Ricardo Stuckert/Instituto Lula
Ricardo Stuckert/Instituto Lula

Causa de morte de neto de Lula, meningite é letal em 20% dos casos e pode deixar sequelas

Tipo C é o mais frequente no País e vacina tem eficácia superior a 90%

Paula Felix, O Estado de S.Paulo

01 de março de 2019 | 18h07
Atualizado 01 de março de 2019 | 19h45

A notícia do falecimento nesta sexta-feira, 1, do neto do ex-presidente Luiz Inácio Lula da Silva, Arthur Araújo Lula da Silva, de sete anos, voltou a atenção para uma doença silenciosa e agressiva, que pode ser evitada através da vacinação.

Causada por vírus, bactérias ou outros agentes infecciosos, a meningite é uma doença grave que pode deixar sequelas, como danos neurológicos, e até levar à morte. A forma bacteriana é a que costuma resultar em mais complicações para os pacientes. No Brasil, o tipo mais comum é o C, cuja vacina é oferecida pelo Sistema Único de Saúde (SUS).

"Entre as bactérias, o meningococo é a causa número um de meningite bacteriana no País. É a que tem com maior frequência. A letalidade da doença é de 20% e ela é muito agressiva. Em poucas horas, a pessoa vai do estado normal para a morte. É uma doença imprevisível", explica Marco Aurélio Sáfadi, professor de infectologia da faculdade de Medicina da Santa Casa de Misericórdia de São Paulo.

A doença é transmitida pelo ar e causa inflamação nas meninges, membranas que envolvem o cérebro e a medula espinhal.

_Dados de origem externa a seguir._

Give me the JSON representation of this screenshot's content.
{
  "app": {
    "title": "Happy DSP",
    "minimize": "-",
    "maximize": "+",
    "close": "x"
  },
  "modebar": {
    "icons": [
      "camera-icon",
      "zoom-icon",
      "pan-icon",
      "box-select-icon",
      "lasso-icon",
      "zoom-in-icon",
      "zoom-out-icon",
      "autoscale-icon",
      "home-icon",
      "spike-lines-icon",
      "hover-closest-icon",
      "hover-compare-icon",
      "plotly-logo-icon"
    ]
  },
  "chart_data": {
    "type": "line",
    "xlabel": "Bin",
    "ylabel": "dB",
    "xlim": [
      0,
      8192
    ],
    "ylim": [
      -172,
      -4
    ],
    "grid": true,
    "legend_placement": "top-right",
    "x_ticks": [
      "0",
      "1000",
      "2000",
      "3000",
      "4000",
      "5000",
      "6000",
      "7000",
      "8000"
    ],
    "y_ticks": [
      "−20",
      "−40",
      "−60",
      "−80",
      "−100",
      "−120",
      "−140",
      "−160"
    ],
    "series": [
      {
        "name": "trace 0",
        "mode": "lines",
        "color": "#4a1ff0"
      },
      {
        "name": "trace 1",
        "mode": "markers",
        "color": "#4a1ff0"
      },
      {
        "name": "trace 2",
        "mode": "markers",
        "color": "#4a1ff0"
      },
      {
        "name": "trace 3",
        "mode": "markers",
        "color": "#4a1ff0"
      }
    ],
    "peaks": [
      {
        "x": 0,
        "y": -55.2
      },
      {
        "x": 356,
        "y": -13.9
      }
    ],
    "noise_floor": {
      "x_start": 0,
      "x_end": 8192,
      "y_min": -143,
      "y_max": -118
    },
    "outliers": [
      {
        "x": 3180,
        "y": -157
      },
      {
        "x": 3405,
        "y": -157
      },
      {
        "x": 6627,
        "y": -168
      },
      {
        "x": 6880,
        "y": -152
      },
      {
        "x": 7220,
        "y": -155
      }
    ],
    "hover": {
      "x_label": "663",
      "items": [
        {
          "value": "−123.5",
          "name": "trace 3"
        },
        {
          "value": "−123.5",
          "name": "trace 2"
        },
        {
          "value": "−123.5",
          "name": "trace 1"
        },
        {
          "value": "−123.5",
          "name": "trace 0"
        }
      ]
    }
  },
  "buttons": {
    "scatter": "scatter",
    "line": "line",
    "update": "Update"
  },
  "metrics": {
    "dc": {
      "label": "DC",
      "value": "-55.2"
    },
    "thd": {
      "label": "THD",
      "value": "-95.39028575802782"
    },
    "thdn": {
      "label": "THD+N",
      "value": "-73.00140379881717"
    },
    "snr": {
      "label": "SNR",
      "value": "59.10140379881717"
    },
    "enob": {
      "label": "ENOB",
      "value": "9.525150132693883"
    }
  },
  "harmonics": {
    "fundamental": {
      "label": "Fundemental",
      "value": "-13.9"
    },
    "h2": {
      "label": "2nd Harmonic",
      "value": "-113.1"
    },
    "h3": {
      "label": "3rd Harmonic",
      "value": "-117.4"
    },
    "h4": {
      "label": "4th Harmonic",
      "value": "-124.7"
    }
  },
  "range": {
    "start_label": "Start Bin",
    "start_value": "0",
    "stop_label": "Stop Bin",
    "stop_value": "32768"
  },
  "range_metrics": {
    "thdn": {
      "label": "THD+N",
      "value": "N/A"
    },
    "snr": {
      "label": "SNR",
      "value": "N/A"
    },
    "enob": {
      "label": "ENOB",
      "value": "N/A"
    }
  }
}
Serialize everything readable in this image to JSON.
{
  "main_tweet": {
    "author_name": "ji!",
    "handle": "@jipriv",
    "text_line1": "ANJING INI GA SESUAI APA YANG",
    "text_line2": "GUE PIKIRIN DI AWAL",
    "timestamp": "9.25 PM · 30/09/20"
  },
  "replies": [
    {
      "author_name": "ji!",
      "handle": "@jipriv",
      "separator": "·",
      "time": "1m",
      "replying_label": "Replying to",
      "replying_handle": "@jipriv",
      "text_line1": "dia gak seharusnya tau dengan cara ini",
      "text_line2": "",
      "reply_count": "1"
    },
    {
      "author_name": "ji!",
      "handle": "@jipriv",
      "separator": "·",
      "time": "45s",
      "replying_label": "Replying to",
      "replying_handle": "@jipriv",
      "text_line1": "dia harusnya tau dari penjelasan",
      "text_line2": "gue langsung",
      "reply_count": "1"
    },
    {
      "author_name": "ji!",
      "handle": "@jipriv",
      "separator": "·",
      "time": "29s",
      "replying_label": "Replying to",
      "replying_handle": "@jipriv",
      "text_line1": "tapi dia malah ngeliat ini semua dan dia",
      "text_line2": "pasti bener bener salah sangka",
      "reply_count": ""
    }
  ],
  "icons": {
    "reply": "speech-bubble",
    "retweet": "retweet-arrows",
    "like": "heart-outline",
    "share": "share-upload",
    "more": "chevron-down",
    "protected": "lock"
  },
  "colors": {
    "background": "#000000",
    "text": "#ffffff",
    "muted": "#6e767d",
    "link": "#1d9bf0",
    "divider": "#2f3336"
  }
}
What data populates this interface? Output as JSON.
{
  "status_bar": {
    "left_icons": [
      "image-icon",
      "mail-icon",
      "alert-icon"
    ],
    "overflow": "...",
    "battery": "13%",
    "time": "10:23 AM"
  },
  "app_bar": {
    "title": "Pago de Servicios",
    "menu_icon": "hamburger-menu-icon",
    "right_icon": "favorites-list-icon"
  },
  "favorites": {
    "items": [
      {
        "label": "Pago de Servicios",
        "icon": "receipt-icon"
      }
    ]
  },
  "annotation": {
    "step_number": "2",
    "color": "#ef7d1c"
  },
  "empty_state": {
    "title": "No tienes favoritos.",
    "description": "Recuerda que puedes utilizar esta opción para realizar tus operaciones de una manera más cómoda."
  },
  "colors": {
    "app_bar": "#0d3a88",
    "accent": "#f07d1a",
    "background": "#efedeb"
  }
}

Entre os sintomas, estão febre, mal-estar, dor de cabeça e rigidez no pescoço.

Segundo Sáfadi, que também é presidente do Departamento de Infectologia da Sociedade Brasileira de Pediatria, no caso de meningite bacteriana, o tratamento é feito com antibióticos e pacientes que sobrevivem podem ter sequelas.

"Normalmente, eles têm sequelas neurológicas, cegueira, surdez e perda de membros por necrose. As complicações atingem de 10% a 20% dos pacientes que sobrevivem."

Os pacientes também podem ter um quadro de meningococemia, quando há uma infecção na corrente sanguínea, como aconteceu com o neto do ex-presidente. "Ocorre uma proliferação da bactéria, que chega no sangue e promove uma resposta inflamatória muito forte. A resposta é tão intensa que pode promover um choque com queda significativa da pressão. O paciente acaba sucumbindo", explica Jean Gorinchteyn, infectologista do Instituto de Infectologia Emílio Ribas.

A vacina é a forma mais eficaz de evitar a doença, segundo os especialistas. O imunizante contra o tipo C, que é o mais frequente no Brasil, está disponível na rede pública gratuitamente. Na rede privada, existe a vacina contra os tipos A, B, C, W e Y.

"As crianças imunizadas com esses perfis vacinais estão protegidas, porque a eficácia da vacina é superior a 90%. Mesmo os que não tiveram produção alta de anticorpos vão ter uma forma mais branda da doença", diz Gorinchteyn.